While Ford is chasing greater fuel economy with its turbocharged EcoBoost engines, Mazda is developing its own line of Sky engines, which rely mostly on direct fuel injection.
Mazda currently uses Ford technology in its hybrid Tribute SUV. But Yamaki said that turning to Toyota and domestic suppliers is the quickest way to bring a hybrid to market in Japan.
Yamaki said the deal won't undermine cooperation with Ford.
“This strategic relationship will not change,” Yamaki said at a press conference. “Obtaining the major hybrid components from domestic suppliers is the surest and quickest way for Mazda to efficiently develop and manufacture a hybrid vehicle in Japan.”
Mazda starts producing the Sky G engine next year and plans to mate it with Toyota's hybrid technology for the car due in 2013. Mazda didn't give other details. But the agreement covers the motor, inverter and nickel-metal hydride battery currently used in the Prius.
The four-cylinder, direct-injection Sky-G gasoline engine will range between 1.3 and 2.0 liters and deliver 15 percent better fuel economy than current engines in the same class.
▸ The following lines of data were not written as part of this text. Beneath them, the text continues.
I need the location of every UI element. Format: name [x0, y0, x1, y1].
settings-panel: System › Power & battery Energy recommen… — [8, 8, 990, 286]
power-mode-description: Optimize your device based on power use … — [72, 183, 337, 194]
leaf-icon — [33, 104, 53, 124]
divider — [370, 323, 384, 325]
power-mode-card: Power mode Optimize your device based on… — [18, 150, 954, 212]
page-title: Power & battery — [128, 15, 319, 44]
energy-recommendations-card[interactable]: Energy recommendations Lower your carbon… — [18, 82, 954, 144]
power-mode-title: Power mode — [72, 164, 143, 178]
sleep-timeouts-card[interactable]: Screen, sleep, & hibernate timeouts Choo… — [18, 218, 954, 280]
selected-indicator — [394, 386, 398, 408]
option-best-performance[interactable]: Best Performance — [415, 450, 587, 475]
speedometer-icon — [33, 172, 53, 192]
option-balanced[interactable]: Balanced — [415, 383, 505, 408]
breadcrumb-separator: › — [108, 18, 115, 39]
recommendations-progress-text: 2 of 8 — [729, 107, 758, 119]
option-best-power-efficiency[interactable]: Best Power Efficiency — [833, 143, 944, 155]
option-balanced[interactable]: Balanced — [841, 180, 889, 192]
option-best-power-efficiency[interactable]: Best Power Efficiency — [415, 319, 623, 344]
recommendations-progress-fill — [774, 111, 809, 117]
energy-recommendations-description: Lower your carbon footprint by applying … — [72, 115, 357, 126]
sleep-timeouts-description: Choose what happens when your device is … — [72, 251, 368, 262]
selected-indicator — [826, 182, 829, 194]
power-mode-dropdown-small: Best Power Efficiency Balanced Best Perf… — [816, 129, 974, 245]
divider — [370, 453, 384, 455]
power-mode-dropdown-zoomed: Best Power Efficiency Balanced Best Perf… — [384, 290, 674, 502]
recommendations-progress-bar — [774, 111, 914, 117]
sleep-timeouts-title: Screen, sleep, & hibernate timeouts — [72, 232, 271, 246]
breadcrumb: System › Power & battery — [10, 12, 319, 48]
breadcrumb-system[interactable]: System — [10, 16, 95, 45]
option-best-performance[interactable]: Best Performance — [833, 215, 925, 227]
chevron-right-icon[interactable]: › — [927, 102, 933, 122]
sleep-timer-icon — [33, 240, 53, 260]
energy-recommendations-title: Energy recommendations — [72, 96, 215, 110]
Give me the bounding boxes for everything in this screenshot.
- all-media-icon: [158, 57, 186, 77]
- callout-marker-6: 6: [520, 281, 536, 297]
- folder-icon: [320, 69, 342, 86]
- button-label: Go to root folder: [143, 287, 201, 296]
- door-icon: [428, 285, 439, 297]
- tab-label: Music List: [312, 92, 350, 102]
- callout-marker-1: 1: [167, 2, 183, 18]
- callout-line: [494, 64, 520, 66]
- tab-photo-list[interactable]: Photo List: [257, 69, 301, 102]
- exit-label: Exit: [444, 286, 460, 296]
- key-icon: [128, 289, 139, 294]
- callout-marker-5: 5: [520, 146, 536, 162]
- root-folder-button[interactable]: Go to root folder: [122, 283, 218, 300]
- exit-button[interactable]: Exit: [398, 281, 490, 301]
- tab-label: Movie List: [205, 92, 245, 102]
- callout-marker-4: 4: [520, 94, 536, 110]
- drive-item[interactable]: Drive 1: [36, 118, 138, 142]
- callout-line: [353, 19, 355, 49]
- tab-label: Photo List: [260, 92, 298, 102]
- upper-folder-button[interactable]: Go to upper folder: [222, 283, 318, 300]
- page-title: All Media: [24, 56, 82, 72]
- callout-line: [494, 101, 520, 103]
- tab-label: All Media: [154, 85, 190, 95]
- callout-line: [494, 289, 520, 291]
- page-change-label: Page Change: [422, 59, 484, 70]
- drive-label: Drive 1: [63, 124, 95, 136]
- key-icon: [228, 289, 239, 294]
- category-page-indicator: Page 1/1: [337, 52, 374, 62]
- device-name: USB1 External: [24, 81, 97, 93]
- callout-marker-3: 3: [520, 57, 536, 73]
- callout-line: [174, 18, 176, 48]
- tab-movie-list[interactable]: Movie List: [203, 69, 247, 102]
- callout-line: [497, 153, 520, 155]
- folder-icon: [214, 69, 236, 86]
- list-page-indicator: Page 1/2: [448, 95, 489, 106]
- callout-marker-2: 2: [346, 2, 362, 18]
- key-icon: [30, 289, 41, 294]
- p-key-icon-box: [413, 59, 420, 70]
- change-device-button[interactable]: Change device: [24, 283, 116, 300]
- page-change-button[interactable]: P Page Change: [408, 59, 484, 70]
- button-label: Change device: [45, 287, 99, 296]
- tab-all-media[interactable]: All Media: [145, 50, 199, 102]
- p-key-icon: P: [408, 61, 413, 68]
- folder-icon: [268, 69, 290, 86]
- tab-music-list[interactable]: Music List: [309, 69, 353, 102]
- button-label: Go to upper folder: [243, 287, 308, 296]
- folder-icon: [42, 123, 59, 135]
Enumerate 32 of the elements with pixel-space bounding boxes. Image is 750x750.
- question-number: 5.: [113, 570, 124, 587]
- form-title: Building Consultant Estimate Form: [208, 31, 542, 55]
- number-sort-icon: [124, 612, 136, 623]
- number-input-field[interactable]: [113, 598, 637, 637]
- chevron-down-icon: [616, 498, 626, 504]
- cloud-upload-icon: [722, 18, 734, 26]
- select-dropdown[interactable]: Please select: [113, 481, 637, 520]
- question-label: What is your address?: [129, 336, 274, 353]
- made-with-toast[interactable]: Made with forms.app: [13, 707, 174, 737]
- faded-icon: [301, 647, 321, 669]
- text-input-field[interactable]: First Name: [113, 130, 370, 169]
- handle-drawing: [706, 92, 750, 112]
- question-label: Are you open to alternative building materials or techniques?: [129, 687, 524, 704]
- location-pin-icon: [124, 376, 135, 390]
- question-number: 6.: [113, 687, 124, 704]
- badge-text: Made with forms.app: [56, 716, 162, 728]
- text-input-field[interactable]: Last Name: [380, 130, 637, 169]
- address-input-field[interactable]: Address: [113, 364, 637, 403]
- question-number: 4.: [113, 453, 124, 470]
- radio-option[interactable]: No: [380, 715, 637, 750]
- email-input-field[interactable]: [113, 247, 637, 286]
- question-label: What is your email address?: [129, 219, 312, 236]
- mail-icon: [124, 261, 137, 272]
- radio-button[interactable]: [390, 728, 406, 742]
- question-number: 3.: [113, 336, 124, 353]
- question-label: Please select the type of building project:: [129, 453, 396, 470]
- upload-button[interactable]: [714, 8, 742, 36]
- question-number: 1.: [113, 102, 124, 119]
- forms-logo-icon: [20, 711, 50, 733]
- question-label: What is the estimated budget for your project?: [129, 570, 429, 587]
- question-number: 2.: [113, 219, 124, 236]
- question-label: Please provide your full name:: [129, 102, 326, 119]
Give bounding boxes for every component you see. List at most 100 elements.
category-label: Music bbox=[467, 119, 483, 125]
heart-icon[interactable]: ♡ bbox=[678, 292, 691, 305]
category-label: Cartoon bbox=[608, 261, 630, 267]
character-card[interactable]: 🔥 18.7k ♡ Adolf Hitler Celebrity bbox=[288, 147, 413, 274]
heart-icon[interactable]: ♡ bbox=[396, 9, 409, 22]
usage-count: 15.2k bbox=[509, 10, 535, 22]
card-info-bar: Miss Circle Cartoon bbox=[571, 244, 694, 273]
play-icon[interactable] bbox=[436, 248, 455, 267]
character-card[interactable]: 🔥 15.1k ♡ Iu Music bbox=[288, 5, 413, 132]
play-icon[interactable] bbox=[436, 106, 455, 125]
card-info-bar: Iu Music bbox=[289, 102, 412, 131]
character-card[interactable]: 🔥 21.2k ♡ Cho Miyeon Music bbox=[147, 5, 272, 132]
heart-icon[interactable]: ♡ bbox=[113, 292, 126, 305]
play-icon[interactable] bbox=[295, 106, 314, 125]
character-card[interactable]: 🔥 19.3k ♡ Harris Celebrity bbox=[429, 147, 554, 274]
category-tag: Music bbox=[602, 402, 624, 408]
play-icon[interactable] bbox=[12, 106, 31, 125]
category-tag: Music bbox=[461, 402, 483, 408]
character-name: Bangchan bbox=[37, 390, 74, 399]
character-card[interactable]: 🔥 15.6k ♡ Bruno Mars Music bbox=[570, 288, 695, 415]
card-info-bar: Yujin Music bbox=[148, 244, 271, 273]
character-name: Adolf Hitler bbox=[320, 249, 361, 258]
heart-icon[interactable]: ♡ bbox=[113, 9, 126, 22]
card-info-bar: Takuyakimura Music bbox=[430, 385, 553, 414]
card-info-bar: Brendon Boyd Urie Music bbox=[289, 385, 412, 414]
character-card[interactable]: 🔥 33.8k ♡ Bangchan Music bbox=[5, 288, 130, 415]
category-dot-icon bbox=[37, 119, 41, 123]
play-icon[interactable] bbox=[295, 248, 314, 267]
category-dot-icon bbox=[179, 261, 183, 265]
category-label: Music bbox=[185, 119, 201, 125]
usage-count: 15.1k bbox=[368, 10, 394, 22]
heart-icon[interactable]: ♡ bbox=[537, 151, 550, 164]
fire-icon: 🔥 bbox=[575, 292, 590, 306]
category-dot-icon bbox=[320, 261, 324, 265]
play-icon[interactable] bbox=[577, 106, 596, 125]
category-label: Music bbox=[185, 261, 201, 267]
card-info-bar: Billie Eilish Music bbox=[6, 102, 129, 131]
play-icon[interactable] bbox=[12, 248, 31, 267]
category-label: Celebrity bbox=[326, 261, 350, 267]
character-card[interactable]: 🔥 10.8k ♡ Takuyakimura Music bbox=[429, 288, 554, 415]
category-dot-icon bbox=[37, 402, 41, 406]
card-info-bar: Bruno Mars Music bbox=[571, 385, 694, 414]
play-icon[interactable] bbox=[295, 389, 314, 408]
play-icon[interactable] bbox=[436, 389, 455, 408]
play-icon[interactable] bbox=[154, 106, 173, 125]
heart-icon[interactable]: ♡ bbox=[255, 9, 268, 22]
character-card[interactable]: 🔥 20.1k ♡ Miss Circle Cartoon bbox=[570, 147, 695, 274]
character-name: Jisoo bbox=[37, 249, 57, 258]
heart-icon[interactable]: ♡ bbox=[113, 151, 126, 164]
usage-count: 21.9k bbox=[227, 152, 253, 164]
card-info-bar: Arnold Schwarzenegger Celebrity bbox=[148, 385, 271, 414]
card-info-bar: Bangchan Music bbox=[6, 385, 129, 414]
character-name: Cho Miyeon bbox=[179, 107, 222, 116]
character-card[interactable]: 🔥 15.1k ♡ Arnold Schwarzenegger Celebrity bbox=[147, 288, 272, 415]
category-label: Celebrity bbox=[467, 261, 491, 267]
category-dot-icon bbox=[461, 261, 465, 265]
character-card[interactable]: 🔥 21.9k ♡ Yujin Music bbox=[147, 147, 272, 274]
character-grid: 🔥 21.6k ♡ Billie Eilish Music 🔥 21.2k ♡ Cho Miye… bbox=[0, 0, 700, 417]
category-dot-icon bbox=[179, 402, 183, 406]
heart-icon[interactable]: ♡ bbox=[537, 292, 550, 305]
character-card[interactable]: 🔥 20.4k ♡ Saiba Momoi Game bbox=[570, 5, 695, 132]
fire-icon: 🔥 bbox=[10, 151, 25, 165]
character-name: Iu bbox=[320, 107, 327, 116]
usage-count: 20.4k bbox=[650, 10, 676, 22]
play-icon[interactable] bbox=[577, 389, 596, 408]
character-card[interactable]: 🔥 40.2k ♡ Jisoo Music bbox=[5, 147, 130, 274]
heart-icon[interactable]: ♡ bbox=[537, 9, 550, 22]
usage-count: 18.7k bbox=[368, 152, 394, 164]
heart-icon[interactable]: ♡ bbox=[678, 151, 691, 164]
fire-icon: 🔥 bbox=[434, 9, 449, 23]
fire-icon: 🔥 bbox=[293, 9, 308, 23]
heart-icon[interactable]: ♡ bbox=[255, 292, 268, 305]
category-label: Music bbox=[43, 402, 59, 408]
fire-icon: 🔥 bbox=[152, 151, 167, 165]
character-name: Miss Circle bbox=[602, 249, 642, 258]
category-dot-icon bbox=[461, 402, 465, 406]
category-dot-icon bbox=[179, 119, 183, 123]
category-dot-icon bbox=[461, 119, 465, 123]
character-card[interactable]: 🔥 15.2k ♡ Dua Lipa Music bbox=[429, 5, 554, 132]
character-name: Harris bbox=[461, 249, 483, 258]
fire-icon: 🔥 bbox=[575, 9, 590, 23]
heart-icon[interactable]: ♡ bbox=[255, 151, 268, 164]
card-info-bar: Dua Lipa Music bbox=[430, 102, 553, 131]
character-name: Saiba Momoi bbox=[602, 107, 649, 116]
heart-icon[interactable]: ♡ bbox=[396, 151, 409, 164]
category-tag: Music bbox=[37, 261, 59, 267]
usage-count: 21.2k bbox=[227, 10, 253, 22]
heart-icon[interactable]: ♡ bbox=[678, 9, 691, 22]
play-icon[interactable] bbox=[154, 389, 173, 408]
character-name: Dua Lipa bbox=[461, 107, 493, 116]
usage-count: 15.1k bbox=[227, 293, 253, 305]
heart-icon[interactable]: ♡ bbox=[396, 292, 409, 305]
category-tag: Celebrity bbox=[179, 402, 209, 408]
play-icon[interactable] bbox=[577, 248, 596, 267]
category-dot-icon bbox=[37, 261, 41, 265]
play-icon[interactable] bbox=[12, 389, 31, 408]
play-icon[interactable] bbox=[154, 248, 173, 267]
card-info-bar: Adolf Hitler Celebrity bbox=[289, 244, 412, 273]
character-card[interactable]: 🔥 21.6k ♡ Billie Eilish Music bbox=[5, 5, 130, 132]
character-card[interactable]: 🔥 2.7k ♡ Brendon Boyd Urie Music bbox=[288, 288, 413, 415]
Its diesel partner, the Sky-D, will get a 20 percent increase over today's offerings.
The Ford-Mazda partnership is often cited as an example of a successful international alliance of automakers. Ford first took an equity stake in Mazda in 1979 and brought it under its control in 1996 as the Hiroshima-based carmaker struggled to survive. But by late 2008, the tables were turned, and a cash-strapped Ford sold the bulk of its stake to raise capital.